In retrospect, it seems that the primary objective of the parties while signing the ‘peace deals’ was to get rid of monarchy; real peace or lasting solution of the country’s problems were secondary for them. Except discussing on how to fight the monarchy, no deliberations ever took place between the diametrically-opposite parties on subjects like future political direction of the country, institutions and plans of national security, basic and major provisions of the constitution, restructuring of the state and programs of socio-economic changes. The poor preparation and lost opportunity will haunt the nation for a long, long time to come.

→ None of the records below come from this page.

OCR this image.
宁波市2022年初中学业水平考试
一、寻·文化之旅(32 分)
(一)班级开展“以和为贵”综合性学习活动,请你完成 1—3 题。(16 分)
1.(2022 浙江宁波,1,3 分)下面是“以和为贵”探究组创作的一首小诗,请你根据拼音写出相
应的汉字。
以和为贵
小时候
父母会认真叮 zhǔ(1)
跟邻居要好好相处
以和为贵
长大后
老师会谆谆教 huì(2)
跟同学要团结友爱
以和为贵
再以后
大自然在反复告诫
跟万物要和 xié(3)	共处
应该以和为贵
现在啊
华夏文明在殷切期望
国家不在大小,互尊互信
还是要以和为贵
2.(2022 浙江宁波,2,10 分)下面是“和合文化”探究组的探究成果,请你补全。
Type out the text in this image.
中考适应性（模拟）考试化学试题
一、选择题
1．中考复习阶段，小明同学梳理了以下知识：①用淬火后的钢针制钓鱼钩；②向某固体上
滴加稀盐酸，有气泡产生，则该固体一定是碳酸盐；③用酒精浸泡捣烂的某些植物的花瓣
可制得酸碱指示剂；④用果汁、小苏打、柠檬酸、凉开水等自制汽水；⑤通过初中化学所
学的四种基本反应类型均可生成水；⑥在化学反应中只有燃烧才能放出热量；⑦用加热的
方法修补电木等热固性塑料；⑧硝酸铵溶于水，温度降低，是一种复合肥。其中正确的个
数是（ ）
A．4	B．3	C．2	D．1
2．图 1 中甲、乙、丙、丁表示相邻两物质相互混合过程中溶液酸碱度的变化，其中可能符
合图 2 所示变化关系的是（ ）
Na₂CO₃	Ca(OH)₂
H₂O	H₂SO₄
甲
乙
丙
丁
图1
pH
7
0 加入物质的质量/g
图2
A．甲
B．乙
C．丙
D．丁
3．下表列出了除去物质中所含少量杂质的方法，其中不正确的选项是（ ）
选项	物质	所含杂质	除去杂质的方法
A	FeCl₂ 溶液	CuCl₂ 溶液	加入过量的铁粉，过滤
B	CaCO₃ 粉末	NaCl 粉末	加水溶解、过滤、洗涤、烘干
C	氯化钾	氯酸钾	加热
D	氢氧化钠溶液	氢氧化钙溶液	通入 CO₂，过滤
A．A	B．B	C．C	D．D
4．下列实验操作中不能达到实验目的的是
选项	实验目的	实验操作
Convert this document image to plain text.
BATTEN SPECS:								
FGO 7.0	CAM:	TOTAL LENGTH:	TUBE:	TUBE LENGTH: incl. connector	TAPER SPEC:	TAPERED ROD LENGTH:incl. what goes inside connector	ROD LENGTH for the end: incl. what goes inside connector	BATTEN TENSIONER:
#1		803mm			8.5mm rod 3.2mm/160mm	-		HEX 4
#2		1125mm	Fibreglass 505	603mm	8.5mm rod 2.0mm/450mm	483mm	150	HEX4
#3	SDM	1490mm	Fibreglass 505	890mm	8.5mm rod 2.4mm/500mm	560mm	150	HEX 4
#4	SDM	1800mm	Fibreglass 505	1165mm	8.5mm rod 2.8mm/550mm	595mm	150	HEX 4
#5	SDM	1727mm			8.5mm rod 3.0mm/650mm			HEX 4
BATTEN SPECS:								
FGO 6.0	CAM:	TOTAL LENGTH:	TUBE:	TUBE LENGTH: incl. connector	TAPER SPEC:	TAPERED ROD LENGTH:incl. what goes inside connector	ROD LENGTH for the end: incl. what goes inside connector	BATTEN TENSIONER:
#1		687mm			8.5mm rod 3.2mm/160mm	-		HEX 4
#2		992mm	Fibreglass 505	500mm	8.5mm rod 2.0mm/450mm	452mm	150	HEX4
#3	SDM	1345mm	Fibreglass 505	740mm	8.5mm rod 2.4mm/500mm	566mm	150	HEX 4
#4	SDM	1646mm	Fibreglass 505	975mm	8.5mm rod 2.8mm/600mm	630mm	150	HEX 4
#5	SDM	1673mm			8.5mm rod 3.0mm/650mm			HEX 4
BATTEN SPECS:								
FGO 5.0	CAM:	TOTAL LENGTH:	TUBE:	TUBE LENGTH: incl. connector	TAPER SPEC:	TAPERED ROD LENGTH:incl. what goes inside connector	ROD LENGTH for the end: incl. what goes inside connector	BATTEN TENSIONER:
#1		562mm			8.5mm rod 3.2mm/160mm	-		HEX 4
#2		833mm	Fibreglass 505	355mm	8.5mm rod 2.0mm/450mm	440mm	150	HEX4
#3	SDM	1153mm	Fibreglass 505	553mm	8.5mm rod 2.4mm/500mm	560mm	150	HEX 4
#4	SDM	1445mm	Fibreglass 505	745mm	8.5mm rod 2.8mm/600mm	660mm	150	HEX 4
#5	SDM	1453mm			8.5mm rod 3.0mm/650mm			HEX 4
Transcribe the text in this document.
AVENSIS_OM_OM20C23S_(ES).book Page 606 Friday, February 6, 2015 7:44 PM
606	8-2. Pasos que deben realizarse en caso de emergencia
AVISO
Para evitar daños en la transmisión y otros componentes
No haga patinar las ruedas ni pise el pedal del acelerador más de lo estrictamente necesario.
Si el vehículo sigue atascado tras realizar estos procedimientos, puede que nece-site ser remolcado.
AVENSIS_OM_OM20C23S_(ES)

It’s true that the then seven parties and the Maoists who signed the deal, along with several ethno-linguistic minority groups, had some valid grudges against the institution of monarchy and particularly against the then king, Gyanendra, who foolishly antagonized all of them at the same time. During his direct rule, he also riled the powerful Indian establishment. His actions and attitudes turned enemies of the enemy into friends whose united assault led to his downfall. However, with monarchy gone, the parties are now bereft of not only a common enemy but also any common agenda.
The above-mentioned differences are only the tip of the iceberg; the divide is much deeper and will surface as the constitution-writing process enters the advanced stages. Differences between NC and UCPN (Maoists) are ideological – the former believes in liberal democracy and the latter in classical communism – thus no foreseeable meeting point. Disputes between UCPN (Maoist) and the UML are both ideological and organizational. Each claims to be the ‘mainstream’ communist force making reconciliation further complicated. Despite lack of consensus and clarity within the rank and file with regard to its political and ideological course, UML stands for left-of-the-centre socioeconomic policies and programs, renounces the use of violence for political ends and advocates multi-party democracy, beliefs, practices and interpretations considered as anti-communist by the radical Maoists.
Neither the strength of UCPN (Maoist), who make up two-fifth of the CA, nor the combined force of NC-UML, who form one-third, is enough to write the constitution as all articles including name and preamble require two-thirds majority of the House to pass. Similarly, Madhesi parties, who comprise about one-sixth, have their own agenda. Mostly regional/ethnic in nature, they are even more difficult to handle.
The country is paying the price of the short-sightedness of politicians and their kowtowing to foreign advice/pressure. That the constitution won’t be written in the stipulated timeframe is all but clear. Now, the question is: Will it ever be written? The key to the stalemate lies in co-workmanship between multiple political actors, which so far is virtually non-existent.
Although flexibility is required from all parties, Maoists’ role and responsibility will be the most crucial of all both in drafting the constitution and concluding the peace process. They promised to give up violence and intimidation and they are duty-bound to honor their pledge. They should realize that there is no place for ‘power seize’ in a democracy. The Maoists better not go against the call of time or the dictates of geo-politics. Neither tastes of freedom enjoyed nor heights of political consciousness achieved by Nepali people during the last two decades or the power balance that exists now in the country provides room for a one-party communist takeover. Certainly, Maoist’s differences with others in areas of socioeconomic changes (like land reforms), or in areas of modes of governance (like the prime ministerial versus presidential system debate), should be recognized, honored and sorted out. It will be in nobody’s interest to deepen and perpetuate the political crisis.